Today there was great news in the JVM ecosystem.
Pivotal, the company who is committed to OSS has become a bit less committed:
The reaction in the community were largely summarised by the hashtag#jesuisgroovy:
The interesting part in Pivotal’s announcement is this one:
The decision to conclude its sponsorship of Groovy and Grails is part of Pivotal’s larger strategy to concentrate resources on accelerating both commercial and open source projects that support its growing traction in Platform-as-a-Service, Data, and Agile development. Pivotal has determined that the time is right to let further development of Groovy and Grails be led by other interested parties in the open source community who can best serve the goals of those projects.
Groovy is not a viable business (for Pivotal)
In other words, Groovy is not a viable business for Pivotal. And it’s hard to disagree here. Groovy has never been created with any commercial interests. Like many Open Source projects, Groovy was created in order to make something “better”, mostly for the sake of it being better. Of course it was useful as it introduced a lot of nice features into the Java ecosystem at a time before all these new JVM languages popped up. And before all these new JVM languages finally had an effect on Java-the-language itself.
On the other hand, the Groovy website’s rather geeky look-and-feel has never made it seem as though virtually anyone had any commercial interests in the language or the platform for that matter.
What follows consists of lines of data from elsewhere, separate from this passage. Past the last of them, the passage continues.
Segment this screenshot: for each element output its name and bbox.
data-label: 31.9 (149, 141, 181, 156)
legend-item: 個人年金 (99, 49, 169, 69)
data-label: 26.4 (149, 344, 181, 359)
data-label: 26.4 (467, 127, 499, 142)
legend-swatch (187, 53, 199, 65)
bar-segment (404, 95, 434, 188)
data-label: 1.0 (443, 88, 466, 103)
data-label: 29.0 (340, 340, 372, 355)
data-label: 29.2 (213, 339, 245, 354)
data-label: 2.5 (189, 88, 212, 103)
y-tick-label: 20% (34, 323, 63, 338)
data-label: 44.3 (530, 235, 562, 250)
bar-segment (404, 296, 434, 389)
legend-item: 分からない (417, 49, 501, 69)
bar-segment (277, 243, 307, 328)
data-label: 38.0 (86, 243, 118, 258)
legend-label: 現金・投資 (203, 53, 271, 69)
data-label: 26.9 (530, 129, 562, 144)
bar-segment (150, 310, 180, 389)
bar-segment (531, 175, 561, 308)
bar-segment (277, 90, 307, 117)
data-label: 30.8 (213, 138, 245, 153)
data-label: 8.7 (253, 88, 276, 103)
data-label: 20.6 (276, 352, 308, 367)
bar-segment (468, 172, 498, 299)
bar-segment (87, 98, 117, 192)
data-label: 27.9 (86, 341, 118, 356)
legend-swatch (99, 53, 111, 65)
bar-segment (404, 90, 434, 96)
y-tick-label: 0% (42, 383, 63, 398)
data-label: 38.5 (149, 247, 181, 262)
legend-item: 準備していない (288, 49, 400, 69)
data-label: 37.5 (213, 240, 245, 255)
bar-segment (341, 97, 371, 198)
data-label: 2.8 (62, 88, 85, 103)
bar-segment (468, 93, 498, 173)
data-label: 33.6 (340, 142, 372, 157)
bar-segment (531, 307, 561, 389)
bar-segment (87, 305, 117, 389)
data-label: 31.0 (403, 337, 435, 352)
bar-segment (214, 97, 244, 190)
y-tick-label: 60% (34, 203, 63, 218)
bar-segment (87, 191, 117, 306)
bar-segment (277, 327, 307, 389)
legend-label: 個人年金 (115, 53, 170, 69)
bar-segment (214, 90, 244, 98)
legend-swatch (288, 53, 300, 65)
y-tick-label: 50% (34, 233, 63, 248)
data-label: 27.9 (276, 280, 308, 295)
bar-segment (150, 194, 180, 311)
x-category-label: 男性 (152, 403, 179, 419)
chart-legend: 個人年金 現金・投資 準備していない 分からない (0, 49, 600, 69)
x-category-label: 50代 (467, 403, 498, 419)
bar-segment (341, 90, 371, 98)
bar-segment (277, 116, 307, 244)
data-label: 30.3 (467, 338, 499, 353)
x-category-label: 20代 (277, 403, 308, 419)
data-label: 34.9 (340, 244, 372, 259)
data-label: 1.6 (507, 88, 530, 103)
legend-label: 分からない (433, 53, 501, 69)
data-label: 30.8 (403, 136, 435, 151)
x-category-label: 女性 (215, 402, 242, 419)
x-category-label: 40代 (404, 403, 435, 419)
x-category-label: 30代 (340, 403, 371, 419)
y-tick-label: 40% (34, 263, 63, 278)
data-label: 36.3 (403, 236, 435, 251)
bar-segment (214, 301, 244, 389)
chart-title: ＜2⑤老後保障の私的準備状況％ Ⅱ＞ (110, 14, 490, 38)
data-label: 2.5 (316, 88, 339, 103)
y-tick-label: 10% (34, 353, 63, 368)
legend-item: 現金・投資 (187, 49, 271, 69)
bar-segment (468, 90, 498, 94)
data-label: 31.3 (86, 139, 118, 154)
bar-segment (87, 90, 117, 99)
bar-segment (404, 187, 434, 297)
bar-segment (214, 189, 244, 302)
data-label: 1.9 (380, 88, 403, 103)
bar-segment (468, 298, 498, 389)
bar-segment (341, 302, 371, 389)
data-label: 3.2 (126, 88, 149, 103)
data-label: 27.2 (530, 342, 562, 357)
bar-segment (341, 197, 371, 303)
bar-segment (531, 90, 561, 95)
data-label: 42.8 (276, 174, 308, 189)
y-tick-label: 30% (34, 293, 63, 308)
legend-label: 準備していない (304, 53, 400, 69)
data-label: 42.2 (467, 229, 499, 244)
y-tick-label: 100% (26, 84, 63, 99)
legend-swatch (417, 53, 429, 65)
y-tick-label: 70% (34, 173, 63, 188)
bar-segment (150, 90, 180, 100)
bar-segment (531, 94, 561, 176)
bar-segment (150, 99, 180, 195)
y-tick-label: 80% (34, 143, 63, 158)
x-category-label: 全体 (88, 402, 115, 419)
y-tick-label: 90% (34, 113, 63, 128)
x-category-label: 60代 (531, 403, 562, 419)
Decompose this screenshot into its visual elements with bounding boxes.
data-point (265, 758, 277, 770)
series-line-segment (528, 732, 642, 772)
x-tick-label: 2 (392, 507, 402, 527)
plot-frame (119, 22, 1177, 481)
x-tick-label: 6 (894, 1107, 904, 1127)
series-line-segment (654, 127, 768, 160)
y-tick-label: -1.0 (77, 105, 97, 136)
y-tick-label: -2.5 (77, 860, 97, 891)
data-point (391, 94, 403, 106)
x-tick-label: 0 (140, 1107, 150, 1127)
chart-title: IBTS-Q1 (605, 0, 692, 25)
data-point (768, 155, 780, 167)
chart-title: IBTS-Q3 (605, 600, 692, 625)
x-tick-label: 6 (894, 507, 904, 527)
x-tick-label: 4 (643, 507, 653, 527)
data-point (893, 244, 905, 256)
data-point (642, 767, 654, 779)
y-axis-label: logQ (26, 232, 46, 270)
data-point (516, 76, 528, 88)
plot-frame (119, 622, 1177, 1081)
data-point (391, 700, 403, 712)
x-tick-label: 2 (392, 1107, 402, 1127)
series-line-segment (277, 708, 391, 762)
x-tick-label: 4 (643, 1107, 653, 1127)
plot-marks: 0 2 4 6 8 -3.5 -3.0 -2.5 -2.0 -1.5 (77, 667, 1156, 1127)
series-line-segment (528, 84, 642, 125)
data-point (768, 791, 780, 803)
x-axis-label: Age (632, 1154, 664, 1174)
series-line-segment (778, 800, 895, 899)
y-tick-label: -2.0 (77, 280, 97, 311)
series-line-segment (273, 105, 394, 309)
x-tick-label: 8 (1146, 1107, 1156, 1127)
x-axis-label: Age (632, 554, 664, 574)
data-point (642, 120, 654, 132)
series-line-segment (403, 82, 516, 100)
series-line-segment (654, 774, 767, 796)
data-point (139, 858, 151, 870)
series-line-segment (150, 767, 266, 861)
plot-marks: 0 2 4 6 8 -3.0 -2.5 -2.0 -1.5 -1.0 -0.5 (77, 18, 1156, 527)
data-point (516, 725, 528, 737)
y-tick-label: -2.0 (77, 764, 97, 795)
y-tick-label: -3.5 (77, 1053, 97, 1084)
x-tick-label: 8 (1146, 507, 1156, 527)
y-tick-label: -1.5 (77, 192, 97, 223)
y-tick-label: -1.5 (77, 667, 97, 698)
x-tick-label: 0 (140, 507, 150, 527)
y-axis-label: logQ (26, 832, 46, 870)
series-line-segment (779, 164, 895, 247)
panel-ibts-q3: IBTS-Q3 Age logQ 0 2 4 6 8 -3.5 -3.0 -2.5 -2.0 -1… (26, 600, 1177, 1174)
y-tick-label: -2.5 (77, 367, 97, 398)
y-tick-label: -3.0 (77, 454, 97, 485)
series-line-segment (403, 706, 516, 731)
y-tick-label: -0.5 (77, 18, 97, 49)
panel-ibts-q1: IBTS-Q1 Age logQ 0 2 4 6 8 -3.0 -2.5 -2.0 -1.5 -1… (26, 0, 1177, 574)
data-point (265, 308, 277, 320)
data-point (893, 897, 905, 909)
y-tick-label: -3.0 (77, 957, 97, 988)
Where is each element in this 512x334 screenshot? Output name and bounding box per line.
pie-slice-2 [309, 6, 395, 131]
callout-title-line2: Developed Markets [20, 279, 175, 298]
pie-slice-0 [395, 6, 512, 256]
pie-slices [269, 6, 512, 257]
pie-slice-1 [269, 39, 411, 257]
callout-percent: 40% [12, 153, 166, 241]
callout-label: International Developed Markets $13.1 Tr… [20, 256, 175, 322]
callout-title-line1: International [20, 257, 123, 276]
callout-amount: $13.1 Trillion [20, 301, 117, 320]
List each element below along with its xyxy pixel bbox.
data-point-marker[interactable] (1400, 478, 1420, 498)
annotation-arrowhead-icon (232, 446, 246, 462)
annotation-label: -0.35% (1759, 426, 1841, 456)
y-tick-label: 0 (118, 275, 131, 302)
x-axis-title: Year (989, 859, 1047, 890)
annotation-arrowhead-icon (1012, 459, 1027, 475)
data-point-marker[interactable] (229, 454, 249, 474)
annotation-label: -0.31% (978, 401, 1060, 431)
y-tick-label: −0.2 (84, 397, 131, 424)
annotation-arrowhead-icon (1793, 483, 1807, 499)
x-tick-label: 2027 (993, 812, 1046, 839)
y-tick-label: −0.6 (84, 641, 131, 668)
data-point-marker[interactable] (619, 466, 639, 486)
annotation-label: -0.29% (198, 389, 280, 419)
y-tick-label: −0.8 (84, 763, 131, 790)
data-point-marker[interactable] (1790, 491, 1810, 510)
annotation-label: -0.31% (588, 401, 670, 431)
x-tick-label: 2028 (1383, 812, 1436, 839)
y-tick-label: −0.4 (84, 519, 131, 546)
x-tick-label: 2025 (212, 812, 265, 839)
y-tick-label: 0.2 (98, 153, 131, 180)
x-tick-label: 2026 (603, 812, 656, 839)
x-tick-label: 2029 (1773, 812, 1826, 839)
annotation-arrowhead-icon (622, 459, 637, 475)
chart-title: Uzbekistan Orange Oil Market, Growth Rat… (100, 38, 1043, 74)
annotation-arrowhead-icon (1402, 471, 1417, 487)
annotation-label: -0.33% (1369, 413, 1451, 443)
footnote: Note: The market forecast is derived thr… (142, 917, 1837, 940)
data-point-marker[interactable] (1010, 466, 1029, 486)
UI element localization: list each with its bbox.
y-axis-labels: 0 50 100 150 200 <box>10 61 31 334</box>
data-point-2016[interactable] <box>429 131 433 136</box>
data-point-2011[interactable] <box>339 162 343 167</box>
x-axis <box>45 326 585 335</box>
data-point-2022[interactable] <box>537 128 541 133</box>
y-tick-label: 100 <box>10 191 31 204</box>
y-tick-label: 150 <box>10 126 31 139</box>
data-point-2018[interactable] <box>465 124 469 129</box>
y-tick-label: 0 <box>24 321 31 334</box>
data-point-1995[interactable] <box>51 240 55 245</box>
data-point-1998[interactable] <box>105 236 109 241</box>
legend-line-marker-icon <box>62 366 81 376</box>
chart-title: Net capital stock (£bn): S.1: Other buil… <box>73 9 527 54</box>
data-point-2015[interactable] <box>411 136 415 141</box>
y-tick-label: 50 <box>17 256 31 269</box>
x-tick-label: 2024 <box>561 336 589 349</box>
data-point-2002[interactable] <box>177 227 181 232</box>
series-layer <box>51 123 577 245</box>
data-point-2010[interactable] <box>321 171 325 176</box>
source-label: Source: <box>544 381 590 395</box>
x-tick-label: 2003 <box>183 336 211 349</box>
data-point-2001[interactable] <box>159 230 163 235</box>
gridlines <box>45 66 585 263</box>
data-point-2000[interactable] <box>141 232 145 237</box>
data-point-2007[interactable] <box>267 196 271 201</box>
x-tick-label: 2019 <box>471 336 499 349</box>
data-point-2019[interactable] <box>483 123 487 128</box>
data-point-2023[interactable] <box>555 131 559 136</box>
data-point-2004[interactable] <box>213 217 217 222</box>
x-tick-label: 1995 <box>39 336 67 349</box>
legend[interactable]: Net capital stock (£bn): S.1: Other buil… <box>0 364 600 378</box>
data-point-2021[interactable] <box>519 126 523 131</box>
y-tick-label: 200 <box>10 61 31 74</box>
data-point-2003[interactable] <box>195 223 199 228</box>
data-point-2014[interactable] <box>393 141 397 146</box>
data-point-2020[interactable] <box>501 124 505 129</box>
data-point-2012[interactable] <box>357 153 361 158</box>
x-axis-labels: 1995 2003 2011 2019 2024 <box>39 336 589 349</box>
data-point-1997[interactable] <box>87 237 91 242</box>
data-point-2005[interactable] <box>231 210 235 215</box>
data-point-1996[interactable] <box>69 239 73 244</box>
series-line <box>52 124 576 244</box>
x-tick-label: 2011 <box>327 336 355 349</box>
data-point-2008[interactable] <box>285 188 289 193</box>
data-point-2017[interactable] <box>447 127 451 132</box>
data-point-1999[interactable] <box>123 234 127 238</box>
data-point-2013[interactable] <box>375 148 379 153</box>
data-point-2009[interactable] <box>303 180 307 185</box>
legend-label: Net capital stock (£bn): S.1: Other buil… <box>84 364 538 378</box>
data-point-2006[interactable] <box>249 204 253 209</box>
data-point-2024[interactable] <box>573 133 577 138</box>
I’m not trying to be harsh here, Groovy is an awesome language, created with love. But maintaining an Open Source ecosystem is hard work. It costs a lot of money and effort. And in the case of Groovy, it is just very hard to disagree with the fact that there is probably little money to be made out of it.
How to make money out of Open Source
When we moved on from a purely Open Source jOOQ to a dual-licensed one, we were criticised a lot by people who realised that they might fall into the dual-licensing category who no longer gets to ride for free. This was of course a disappointing evolution for those people. We see it as one step forward for a product that doesn’t just want to implement l’art pour l’art. We believe that we’re adding value on a small scale to a select set of customers with real SQL problems, and we want to continue to do so. Thus, commercial interests are now the driving force behind our developments, and dual-licensing is the easiest way to achieve that on our own small scale.
Many of those who had criticised us claimed that we should create a support-based Open Source business model instead (like Pivotal!). In other words: Let “them” pay for support – whoever “they” are. But that is not a viable model in the long run.
We create fishing poles. We don’t want to compete with our customers, the fishermen.
In software, the vendor of some product shouldn’t commoditize the main driver for innovation: The product. They should sell the product and create an ecosystem and a market for consultants that will be much better at applying the product to some concrete customer’s business. It is a win-win-win situation for everyone:
- Vendors get money from licenses
- Consultants get money from their specialist knowledge
- End-users get a better, cheaper solution with a lower cost of ownership
Although, the consultant is always the one whose work is commoditized in the long run as demand for the product increases, and more consultants pop up trying to make money from their consulting business.
Joel Spolsky has written an extremely interesting Strategy Letter on the idea of commoditizing a complementary product (support, in this case) to increase the demand for the primary product (license, in this case). In the case of a PaaS company like Pivotal, however, we can only guess that even the commoditization of a whole programming language and ecosystem is no longer sustainable enough to increase demand for their PaaS offerings.
If that is the truth, then other platforms like Spring are at the stake as well! If Groovy is not sustainable, why should Spring be?
Am I Groovy?
Suis-je Groovy? To get back to the original claim:
No, I’m not Groovy. Groovy and every other piece of Open Source software that does not in any direct way produce a commercial value for both the vendor and the consumer is doomed to fail in the long run. Open Source software has created a tremendous amount of value in our industry. Companies like ourselves wouldn’t be possible if we’d still pay millions for an operating system license. The question is not whether software is free as in beer or as in freedom. The question is whether anyone has any viable commercial interests in making a particular software element cheap or even free. If they don’t, well, the joke will be on you as the vendor might just stop doing it. Open Source or not.